Viene fuori dalla ricerca il quadro di un mondo greco che nella gestione dei conflitti conosce e mette in pratica varie ed articolate modalità extragiudiziali costituenti una sorta di ‘diritto gentile’. Quest’ultimo presenta la struttura di un gioco ‘a somma positiva’, e vige accanto, e spesso in alternativa, al gioco ‘a somma zero’ dei tribunali, delle lotte civili e delle guerre.

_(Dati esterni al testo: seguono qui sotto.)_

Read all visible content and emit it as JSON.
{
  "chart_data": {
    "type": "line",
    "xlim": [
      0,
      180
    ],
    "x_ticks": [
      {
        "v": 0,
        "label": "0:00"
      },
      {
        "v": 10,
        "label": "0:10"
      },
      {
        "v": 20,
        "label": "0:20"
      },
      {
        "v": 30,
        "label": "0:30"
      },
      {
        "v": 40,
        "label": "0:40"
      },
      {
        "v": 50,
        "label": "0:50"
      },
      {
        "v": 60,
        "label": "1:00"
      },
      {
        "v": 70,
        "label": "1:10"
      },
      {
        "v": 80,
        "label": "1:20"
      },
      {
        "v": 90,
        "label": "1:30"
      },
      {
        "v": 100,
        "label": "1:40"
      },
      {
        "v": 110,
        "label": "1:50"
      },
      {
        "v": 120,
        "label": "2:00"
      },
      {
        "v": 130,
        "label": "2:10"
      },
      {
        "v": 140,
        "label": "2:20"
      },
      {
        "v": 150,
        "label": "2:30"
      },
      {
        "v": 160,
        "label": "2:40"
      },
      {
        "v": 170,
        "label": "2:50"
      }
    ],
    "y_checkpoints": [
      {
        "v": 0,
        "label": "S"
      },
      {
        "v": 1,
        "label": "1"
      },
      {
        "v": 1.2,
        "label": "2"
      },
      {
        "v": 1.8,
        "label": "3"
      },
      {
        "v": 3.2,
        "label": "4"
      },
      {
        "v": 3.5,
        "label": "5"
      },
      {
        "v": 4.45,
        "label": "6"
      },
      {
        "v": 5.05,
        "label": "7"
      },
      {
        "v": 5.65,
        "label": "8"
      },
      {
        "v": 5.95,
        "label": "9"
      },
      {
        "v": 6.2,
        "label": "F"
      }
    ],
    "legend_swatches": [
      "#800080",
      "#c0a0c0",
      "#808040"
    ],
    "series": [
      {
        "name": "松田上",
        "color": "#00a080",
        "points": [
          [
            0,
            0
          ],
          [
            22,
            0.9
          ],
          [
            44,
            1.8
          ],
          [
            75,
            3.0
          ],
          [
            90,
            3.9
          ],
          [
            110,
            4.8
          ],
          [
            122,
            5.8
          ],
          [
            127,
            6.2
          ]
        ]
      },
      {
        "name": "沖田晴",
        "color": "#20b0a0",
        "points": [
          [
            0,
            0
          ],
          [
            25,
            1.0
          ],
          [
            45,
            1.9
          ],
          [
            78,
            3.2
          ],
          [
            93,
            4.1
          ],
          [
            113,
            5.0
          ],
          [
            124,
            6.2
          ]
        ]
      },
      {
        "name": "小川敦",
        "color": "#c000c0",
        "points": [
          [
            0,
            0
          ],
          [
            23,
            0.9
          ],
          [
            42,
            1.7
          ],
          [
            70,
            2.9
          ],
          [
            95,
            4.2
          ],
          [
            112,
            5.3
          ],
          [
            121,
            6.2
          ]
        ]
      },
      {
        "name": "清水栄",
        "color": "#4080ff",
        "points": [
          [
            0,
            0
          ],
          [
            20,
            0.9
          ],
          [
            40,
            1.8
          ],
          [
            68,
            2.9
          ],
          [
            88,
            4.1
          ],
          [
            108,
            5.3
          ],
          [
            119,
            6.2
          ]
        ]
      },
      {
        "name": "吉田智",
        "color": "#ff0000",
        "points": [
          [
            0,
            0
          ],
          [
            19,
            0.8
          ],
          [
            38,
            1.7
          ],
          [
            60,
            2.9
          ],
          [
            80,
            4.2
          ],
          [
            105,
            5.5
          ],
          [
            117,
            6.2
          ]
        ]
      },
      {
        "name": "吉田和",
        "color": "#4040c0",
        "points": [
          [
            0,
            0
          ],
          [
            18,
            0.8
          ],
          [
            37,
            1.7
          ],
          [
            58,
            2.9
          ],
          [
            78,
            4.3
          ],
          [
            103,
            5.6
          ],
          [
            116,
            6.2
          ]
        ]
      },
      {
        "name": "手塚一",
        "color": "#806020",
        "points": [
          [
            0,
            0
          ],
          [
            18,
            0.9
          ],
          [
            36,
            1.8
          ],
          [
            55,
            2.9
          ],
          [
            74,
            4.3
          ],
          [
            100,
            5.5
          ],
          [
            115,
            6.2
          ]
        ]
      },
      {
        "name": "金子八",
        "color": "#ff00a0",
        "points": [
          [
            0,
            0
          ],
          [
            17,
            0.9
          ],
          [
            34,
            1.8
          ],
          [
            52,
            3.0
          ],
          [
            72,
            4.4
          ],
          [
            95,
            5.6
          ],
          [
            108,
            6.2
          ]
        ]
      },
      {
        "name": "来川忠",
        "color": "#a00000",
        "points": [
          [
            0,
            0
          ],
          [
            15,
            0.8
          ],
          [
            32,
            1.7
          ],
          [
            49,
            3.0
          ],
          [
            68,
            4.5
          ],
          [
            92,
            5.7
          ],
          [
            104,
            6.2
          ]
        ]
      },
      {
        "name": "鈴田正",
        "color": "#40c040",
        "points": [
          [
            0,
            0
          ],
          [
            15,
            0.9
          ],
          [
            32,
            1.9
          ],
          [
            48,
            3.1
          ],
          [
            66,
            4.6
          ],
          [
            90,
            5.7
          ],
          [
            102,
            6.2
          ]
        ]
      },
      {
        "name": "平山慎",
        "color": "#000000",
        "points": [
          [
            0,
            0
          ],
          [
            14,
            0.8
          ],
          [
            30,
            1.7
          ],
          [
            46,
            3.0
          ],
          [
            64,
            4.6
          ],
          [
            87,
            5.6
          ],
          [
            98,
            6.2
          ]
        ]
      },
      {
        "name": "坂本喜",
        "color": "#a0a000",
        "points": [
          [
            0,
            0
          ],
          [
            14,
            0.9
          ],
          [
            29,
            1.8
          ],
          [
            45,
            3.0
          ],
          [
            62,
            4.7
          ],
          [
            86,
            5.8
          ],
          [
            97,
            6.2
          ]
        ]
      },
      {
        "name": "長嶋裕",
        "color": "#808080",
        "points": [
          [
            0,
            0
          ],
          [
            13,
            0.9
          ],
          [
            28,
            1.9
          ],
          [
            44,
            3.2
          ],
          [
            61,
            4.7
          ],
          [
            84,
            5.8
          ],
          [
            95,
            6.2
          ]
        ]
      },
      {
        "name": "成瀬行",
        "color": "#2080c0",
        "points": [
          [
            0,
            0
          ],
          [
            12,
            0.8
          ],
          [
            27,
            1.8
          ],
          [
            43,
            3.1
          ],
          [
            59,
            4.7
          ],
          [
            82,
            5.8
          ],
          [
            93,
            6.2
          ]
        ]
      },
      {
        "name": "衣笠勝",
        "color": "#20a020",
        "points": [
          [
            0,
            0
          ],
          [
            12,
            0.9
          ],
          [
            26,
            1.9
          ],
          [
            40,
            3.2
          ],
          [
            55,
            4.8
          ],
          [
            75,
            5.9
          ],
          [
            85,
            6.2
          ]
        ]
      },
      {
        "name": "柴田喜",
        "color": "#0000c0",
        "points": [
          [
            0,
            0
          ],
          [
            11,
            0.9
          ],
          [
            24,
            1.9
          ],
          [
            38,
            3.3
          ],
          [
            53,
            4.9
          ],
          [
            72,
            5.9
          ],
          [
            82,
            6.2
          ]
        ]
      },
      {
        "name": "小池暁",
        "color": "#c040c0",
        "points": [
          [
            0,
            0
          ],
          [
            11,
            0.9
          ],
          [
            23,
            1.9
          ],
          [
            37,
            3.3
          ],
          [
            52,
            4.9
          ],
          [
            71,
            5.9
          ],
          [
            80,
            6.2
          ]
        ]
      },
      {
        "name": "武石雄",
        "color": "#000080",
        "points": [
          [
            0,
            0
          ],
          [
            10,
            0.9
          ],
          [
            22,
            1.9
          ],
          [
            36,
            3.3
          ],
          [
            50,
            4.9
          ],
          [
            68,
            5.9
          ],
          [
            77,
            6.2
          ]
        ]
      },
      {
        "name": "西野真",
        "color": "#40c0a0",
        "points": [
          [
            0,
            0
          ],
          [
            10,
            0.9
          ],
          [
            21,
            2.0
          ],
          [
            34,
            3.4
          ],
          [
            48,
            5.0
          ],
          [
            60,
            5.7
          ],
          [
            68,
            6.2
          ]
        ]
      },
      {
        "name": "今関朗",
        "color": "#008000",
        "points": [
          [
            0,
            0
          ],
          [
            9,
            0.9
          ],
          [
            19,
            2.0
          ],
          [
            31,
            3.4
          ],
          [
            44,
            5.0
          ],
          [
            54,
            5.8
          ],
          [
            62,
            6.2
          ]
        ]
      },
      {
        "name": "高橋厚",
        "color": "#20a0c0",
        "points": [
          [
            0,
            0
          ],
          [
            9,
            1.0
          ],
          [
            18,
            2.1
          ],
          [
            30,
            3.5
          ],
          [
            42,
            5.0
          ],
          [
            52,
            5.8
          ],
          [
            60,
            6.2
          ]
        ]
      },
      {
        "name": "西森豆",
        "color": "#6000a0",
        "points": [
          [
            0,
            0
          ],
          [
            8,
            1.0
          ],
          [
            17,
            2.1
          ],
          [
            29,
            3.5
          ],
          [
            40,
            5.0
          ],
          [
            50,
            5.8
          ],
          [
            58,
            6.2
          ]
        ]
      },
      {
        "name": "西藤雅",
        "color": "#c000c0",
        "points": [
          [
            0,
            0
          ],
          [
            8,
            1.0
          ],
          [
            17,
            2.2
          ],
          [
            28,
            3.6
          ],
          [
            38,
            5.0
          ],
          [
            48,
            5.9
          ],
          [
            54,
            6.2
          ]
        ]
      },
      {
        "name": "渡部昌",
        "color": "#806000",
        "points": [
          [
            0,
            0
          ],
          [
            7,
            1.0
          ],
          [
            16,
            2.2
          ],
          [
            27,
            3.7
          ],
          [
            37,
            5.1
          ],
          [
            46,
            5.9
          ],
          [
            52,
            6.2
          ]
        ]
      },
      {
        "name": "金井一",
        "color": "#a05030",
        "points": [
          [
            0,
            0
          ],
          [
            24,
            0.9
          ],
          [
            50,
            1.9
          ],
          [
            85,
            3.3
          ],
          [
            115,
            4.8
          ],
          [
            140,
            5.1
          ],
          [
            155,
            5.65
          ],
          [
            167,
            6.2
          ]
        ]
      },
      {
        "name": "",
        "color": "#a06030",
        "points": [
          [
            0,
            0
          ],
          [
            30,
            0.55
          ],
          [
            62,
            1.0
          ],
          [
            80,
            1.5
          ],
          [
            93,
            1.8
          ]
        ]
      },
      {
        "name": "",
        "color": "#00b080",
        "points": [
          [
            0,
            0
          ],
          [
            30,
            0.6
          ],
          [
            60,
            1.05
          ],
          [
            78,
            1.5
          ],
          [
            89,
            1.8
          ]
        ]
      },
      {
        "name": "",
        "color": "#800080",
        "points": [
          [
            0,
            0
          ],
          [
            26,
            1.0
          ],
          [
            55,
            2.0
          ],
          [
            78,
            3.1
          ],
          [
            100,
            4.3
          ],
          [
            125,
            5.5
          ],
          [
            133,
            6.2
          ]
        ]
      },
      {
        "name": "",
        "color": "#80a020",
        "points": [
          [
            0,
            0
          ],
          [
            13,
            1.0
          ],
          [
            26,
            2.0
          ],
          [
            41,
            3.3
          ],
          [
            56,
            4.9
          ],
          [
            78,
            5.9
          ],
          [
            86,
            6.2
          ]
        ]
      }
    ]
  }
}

Esso si fonda principalmente sulla relazione di equivicinanza, sulla capacità diplomatica, sull’intenzione di conciliare e di far vincere tutte le parti evitando che una di esse risulti sconfitta o anche soltanto perda la faccia, sul principio di gradualità nella eventuale costrizione e in ogni caso sulla presa in carico della sofferenza, ad opera del terzo, della parte soccombente. Il ‘diritto gentile’ è orientato al futuro, cioè alla ricostruzione della relazione, piuttosto che al passato (o solo ad esso), cioè all’individuazione del colpevole. Suoi rappresentanti sono figure di persone che agiscono con modi informali e senza ricorrere ad alcun tipo di forza: individui autorevoli che rinunciano a gestire il conflitto per mezzo della loro pur legittima autorità, anziani provvisti soltanto della loro saggezza, amici e parenti (anche città-parenti) delle parti in lite che sono a loro pari per status, ma soprattutto donne. Le inermi figure femminili, che conoscono soltanto lo spazio privato e che in quanto madri, mogli, figlie o sorelle sono per definizione portatrici di relazione e dunque in mezzo – risultano anzi ‘portatrici’ per eccellenza e al massimo grado del ‘diritto gentile’.
Evitando di concepire il mondo greco all’interno delle opposte categorie dell’“irenismo comunitario” o della “bellicità perenne” (esterna o interna alla polis), c’è dunque spazio per una storia che, adeguatamente alle esigenze dei nostri tempi, illustri i tentativi fatti, nella realtà e nelle idee, per salvare, insieme, la giustizia e le relazioni umane.